At 25, together with Caillie, G.D Anderson founded The Cova Project, which in 2019 is providing more than 3000 African women with access to a free menstrual cup to last for up to 10 years. The Cova Project also provides education materials about periods for girls to be informed about basic physical health and personal development.
In developing African communities, girls spend an average of 50 days missing school to manage their periods and 12 weeks out of work. Instead of forcing women across Africa to source any absorbent material they can fossick – something our great-grandmothers were forced to do 50 plus years ago – G.D is sending top of the line silicone menstrual cups to these women.

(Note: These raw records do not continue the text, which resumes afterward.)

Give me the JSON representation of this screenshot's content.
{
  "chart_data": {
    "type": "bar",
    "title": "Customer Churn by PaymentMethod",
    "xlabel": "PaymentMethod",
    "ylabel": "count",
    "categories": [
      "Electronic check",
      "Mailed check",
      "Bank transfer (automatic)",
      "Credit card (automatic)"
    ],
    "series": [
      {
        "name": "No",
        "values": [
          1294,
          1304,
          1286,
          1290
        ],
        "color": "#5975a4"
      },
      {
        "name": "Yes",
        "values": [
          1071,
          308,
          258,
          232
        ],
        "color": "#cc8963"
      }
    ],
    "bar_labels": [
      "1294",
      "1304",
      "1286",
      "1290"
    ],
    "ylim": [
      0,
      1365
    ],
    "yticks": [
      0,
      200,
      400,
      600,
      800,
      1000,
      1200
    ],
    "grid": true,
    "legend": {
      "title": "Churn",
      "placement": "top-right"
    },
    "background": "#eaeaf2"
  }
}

Teaming up with Flowcup - a Swedish manufacturer of menstrual cups with a strong focus on philanthropy and sustainability, the objectives of The Cova Project have become a reality.
Of the girls in South Africa who currently use menstrual cups to manage their periods, over 70% no longer miss school or work due to their period.
“During my third visit to Africa, while working in Namibia, I visited this tiny, disintegrating local shop which sold essentials, bread, water, nappies, sanitary products. In fact, if I’m to be specific, they sold nine pads. That’s not nine packs of pads, that’s nine individual pads because no one was coming through those doors flashing the kind of money that’s going to get you a whole pack.
“These women buy pads individually and they ration them, which only allows them to participate in certain activities for short periods of time while menstruating.
“I knew there were products out there that could provide an immediate solution and it seemed too simple to not get involved in.
“No girl should be at a disadvantage because of her period, when within the world solutions exist and are readily available.
“The Cova Project is there to lend a helping hand, provide a product that can help close the gap between girls and boys and give women access to personal development education, so they are informed and empowered.
“This is a cup, it’s a scholarship, it’s a key to a brighter future.”